Dans un premier temps, les complications classiques de toute chirurgie peuvent survenir, même si elles restent rares : saignements et surinfection de la zone opérée. Ces complications aiguës sont immédiatement prises en charge en soins post-opératoires.
Quelques complications à distance peuvent être notées, comme des douleurs et difficultés à bouger l’épaule du côté opéré. « Cet effet secondaire est lié au nerf spinal, qui passe dans cette région au niveau du cou. Sa dissection lors de la chirurgie ou son envahissement par de gros ganglions peuvent causer ces symptômes. » Environ 20 % des patients opérés pour un curage ganglionnaire cervical souffrent d’effets secondaires au niveau de l’épaule. Une rééducation avec un kinésithérapeute permet de soulager les douleurs et de retrouver une mobilité normale très rapidement.
D’autres effets secondaires d’origine nerveuse peuvent survenir. « Deux autres nerfs importants passent à proximité des ganglions du cou et sont susceptibles d’être lésés par un envahissement tumoral ou lors du curage : celui qui permet de bouger la langue et celui qui permet de parler », poursuit le chirurgien Dr Choussy. Les conséquences immédiates se manifestent par quelques troubles de l’élocution et des difficultés à s’alimenter. « Elles sont le plus souvent transitoires et se rééduquent facilement avec un accompagnement par un orthophoniste. » La voix peut toutefois rester modifiée après la rééducation, mais cette situation demeure très rare.
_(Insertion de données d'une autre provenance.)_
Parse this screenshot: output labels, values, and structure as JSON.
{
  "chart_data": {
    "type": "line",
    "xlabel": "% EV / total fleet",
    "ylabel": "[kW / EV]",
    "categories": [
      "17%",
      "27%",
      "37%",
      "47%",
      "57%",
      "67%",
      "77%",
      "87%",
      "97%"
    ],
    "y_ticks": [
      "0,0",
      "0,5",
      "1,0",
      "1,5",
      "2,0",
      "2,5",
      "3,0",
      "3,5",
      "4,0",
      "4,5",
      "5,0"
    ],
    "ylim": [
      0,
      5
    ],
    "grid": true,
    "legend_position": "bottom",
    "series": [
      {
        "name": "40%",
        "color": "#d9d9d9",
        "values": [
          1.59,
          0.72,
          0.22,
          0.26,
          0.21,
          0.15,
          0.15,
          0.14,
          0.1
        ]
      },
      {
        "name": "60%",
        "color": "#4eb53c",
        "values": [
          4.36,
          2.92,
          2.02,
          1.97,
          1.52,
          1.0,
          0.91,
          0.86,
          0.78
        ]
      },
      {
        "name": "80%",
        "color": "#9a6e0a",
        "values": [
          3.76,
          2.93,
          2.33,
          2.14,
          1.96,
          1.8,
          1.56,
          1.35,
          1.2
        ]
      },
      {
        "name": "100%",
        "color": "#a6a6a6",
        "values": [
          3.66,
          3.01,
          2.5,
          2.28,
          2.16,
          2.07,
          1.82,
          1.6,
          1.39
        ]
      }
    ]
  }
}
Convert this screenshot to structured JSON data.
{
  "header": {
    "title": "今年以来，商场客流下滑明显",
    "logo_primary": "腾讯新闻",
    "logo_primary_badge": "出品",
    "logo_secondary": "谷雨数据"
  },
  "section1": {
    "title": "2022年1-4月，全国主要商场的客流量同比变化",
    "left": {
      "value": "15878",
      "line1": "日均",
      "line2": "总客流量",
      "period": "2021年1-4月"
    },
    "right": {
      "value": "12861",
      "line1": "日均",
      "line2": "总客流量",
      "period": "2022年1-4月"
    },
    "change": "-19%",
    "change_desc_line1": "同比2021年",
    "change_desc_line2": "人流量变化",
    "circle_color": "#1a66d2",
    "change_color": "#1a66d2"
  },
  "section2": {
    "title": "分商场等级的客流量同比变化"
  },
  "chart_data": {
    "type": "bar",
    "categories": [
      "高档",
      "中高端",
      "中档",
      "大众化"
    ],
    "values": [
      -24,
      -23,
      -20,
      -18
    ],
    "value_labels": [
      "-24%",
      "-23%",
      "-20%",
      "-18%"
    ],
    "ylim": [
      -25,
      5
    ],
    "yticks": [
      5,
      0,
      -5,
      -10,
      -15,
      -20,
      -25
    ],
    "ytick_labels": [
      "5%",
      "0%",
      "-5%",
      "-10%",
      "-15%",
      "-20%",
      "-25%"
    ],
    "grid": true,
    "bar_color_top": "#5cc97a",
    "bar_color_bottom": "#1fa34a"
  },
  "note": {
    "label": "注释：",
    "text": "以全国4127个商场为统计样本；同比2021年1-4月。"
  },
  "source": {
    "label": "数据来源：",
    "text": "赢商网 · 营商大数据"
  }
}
« Quelques complications peuvent être notées, comme des douleurs et difficultés à bouger l’épaule du côté opéré »
Et après, quel accompagnement ?
Les patients ayant subi un curage ganglionnaire cervical sont suivis pendant de nombreuses années après le traitement de leur cancer ORL. Pendant ce suivi, un accompagnement pluridisciplinaire est proposé, selon les besoins et les effets secondaires qui nécessitent une prise en charge. Comme évoqué, des kinésithérapeutes, des orthophonistes peuvent intervenir, tout comme des diététiciens-nutritionnistes pour toutes les questions d’alimentation.
Plusieurs soins de support ont démontré leur efficacité pour améliorer l’aspect esthétique et fonctionnel des cicatrices. C’est le cas par exemple des cures thermales, de divers soins de kinésithérapie, de traitements au laser pour les cicatrices hypertrophiques…
Il est important de signaler que le retrait d’une chaîne ganglionnaire n’a pas de conséquence sur le bon fonctionnement du système lymphatique et des défenses immunitaires.